2.3.1.2.1. Peripheral region

Cache is highly recommended for external memories which are affected by long access time, while internal on-chip memories may be excluded due to their short access time. You must not cache any embedded peripheral IPs, such as UART, I2C, and SPI, except for memories. Caching an embedded peripheral can lead to issues due to potential anomalies:
  1. Delayed/Missed Writes - When the processor writes a command to a peripheral's memory address, the data might only be updated in the cache, not the actual physical register of the peripheral itself.

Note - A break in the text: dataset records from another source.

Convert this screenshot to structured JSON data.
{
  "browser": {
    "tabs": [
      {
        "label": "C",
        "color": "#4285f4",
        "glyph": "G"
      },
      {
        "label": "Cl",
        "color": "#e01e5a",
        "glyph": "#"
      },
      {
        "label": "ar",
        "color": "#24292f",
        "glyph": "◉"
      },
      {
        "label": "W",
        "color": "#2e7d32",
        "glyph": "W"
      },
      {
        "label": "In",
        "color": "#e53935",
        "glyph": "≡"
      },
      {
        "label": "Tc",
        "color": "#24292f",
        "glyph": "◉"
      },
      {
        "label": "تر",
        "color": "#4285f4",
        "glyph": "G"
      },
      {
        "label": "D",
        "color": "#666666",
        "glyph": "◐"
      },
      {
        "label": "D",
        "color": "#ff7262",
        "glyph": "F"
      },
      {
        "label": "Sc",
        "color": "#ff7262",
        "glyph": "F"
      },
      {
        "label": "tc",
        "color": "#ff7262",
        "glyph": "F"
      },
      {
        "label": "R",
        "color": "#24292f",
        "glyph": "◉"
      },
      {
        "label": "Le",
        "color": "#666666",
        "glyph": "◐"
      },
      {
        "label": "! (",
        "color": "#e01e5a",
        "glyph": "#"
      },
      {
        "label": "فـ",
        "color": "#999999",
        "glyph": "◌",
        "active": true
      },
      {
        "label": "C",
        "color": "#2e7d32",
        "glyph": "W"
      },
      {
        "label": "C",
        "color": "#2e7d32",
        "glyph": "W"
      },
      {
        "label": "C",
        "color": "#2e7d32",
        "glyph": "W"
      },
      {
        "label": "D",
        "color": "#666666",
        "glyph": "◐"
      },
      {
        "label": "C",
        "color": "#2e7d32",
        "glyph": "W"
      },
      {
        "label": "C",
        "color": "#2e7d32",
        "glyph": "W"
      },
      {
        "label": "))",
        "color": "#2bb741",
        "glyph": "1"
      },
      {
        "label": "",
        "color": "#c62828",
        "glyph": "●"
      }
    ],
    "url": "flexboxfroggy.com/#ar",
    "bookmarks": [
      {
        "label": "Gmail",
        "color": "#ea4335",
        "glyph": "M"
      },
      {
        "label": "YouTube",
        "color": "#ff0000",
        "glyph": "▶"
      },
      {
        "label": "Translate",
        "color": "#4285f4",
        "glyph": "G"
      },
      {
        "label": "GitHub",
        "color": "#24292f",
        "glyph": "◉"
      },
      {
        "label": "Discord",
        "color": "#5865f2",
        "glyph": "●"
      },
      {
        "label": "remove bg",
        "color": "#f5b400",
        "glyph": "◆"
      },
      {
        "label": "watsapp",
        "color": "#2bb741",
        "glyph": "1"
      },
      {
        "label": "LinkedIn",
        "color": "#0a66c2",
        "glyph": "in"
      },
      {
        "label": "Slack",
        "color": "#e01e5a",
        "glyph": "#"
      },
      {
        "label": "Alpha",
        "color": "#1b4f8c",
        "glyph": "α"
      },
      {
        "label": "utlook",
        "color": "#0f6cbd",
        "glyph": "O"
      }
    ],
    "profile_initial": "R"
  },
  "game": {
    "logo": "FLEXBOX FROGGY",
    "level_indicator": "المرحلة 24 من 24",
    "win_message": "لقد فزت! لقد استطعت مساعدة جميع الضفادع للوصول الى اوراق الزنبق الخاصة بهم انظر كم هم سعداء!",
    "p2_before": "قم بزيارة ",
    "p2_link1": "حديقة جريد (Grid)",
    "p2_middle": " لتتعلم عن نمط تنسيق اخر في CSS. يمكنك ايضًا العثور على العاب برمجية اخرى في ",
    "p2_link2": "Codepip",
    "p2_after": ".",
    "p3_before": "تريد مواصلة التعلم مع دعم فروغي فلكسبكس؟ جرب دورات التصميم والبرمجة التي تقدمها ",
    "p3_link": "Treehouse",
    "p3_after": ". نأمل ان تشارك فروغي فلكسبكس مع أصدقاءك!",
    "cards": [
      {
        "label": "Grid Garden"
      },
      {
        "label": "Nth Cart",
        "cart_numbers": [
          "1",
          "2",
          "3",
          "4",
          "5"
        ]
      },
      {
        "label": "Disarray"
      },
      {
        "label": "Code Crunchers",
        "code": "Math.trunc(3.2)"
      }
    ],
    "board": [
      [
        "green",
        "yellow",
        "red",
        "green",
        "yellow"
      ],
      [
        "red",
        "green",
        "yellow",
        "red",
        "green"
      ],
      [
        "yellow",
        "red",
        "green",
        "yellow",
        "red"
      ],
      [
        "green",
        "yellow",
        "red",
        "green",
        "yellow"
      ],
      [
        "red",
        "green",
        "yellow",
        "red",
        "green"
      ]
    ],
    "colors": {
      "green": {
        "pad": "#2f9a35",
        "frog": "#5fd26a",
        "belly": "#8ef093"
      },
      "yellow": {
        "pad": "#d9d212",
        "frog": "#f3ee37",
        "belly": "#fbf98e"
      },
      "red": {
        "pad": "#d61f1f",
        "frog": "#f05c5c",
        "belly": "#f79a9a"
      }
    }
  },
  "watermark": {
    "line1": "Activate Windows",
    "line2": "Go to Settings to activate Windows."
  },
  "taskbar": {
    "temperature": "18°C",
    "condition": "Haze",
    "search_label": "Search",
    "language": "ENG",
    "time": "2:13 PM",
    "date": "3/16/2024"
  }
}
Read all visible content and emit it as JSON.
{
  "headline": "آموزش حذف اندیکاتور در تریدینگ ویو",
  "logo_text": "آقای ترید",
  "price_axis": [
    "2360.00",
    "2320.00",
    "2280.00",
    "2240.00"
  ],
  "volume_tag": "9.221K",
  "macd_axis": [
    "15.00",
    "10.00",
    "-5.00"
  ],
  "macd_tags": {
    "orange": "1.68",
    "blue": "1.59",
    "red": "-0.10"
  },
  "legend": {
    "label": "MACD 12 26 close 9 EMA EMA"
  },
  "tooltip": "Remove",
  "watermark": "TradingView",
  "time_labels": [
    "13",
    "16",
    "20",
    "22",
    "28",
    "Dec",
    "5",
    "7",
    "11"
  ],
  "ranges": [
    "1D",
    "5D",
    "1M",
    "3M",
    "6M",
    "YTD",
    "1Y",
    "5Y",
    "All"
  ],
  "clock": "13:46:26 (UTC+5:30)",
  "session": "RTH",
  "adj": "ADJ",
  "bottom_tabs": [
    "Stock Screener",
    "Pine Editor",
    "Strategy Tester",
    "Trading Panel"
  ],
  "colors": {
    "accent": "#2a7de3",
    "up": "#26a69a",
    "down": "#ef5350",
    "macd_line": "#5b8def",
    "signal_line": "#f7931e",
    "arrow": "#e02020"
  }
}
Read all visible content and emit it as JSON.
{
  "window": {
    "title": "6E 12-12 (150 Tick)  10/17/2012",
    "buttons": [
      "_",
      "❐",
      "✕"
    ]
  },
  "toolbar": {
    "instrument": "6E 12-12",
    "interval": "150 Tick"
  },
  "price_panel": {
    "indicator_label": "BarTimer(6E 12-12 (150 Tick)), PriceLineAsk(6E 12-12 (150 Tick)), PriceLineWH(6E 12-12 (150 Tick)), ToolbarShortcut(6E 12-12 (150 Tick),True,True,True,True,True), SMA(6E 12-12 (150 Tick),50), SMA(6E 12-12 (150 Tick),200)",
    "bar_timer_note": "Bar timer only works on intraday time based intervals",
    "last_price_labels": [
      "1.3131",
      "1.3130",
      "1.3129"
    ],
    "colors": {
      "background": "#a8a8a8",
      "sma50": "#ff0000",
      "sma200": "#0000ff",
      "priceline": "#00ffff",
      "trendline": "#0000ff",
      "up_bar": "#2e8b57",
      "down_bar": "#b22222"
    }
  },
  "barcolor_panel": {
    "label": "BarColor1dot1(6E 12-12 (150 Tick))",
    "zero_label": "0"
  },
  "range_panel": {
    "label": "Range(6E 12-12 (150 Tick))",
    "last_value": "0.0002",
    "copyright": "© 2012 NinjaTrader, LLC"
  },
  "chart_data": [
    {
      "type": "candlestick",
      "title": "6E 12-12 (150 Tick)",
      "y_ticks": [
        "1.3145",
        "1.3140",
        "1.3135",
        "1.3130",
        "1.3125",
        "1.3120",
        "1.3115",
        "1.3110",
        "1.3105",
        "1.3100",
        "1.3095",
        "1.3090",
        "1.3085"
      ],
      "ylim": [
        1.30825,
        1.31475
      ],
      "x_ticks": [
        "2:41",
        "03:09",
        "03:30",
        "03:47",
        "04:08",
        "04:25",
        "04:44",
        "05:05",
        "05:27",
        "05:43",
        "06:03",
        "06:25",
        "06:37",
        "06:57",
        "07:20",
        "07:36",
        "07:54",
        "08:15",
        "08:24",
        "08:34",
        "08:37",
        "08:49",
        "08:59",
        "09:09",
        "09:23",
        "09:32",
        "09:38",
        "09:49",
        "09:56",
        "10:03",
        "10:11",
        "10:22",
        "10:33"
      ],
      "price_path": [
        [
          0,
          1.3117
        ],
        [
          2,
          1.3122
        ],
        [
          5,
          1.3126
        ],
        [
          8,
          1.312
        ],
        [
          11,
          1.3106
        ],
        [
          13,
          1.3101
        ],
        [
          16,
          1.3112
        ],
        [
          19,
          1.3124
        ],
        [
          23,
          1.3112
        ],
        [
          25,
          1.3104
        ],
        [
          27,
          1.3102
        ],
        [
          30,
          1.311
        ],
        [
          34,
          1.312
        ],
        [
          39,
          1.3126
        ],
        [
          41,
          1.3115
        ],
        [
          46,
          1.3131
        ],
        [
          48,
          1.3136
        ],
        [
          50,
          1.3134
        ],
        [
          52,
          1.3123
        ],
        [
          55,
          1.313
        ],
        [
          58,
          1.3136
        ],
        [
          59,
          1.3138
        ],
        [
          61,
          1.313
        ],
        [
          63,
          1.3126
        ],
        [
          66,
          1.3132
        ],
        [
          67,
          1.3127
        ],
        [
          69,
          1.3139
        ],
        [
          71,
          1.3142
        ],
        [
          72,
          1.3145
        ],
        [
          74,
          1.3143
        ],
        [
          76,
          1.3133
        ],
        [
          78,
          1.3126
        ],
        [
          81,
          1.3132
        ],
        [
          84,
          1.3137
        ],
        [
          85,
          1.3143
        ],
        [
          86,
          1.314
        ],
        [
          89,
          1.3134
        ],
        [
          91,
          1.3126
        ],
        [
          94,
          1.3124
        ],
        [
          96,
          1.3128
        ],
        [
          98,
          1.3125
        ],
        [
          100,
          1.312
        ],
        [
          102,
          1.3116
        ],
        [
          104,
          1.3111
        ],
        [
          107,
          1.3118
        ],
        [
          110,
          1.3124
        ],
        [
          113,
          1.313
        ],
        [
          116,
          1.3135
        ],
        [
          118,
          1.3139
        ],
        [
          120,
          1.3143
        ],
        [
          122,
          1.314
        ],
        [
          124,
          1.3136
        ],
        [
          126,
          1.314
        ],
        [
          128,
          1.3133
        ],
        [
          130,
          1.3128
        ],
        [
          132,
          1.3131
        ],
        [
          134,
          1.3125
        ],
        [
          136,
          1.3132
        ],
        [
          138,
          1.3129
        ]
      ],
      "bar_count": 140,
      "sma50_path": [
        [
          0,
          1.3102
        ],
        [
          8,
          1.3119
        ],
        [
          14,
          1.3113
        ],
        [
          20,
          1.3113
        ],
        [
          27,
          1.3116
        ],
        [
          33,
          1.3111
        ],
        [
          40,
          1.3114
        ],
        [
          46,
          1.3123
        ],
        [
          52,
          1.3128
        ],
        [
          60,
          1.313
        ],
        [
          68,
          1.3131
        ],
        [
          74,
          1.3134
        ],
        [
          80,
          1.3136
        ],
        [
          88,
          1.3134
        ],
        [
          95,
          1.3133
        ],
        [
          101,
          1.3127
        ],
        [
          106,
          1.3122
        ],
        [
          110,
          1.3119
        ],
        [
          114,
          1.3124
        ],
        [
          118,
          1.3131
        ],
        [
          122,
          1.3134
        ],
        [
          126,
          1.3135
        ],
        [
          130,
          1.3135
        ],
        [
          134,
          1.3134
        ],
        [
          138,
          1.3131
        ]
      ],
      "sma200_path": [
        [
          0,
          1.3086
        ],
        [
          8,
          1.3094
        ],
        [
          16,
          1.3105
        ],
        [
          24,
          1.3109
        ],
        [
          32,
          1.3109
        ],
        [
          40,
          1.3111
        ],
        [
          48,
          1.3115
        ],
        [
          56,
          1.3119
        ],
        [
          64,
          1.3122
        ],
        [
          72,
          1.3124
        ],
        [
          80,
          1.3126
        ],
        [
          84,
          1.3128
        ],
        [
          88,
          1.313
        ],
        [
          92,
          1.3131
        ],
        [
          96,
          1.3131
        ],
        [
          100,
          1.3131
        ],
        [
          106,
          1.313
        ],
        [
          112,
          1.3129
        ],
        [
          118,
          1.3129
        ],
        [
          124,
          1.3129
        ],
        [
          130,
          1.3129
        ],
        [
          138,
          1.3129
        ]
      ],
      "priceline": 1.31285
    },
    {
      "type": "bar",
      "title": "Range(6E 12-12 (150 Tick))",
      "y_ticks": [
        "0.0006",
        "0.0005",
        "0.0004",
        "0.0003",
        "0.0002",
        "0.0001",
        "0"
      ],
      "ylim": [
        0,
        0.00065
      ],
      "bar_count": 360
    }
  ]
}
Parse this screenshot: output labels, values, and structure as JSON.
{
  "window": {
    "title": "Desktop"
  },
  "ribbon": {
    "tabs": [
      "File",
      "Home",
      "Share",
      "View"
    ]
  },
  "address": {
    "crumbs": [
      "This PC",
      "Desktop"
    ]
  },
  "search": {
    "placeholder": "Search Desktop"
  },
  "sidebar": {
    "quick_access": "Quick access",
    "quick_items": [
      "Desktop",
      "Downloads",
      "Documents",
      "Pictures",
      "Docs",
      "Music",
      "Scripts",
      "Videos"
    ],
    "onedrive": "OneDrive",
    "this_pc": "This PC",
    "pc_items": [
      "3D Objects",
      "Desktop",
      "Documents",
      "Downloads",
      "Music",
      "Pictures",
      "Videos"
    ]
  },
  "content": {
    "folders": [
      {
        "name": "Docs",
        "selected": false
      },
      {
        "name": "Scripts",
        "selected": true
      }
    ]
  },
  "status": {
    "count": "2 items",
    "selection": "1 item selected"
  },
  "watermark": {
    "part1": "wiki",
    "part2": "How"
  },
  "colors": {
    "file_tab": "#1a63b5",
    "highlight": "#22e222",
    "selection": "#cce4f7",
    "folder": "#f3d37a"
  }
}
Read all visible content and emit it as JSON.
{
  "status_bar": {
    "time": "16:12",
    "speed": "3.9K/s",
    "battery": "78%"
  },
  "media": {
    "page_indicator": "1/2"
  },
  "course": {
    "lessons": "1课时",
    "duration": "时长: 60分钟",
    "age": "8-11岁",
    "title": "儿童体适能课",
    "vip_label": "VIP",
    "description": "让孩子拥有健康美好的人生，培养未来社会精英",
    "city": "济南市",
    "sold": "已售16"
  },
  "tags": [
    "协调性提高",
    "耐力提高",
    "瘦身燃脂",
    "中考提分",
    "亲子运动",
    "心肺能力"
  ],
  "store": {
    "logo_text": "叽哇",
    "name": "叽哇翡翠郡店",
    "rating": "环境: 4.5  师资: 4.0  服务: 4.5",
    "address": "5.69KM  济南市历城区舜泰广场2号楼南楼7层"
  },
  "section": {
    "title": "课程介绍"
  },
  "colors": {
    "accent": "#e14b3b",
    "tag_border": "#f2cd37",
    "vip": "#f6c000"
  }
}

The peripheral holds the old value, therefor, the command is never executed.
  2. Stale Reads - When the processor reads a status register from a peripheral (e.g., to check if a task is complete or a sensor value), the cache might return a previously cached, stale value instead of fetching the fresh data from the physical register.
  3. Cache Coherency Issues (with DMA) - Direct Memory Access (DMA) controllers move data directly to or from main memory, bypassing the cache. If the processor tries to access that data from a cached memory location, it could read an outdated copy from its cache, not the new data the DMA controller just wrote to RAM.

In summary, the memory-mapped region of embedded peripheral IPs is uncacheable and must reside within the processor’s peripheral regions.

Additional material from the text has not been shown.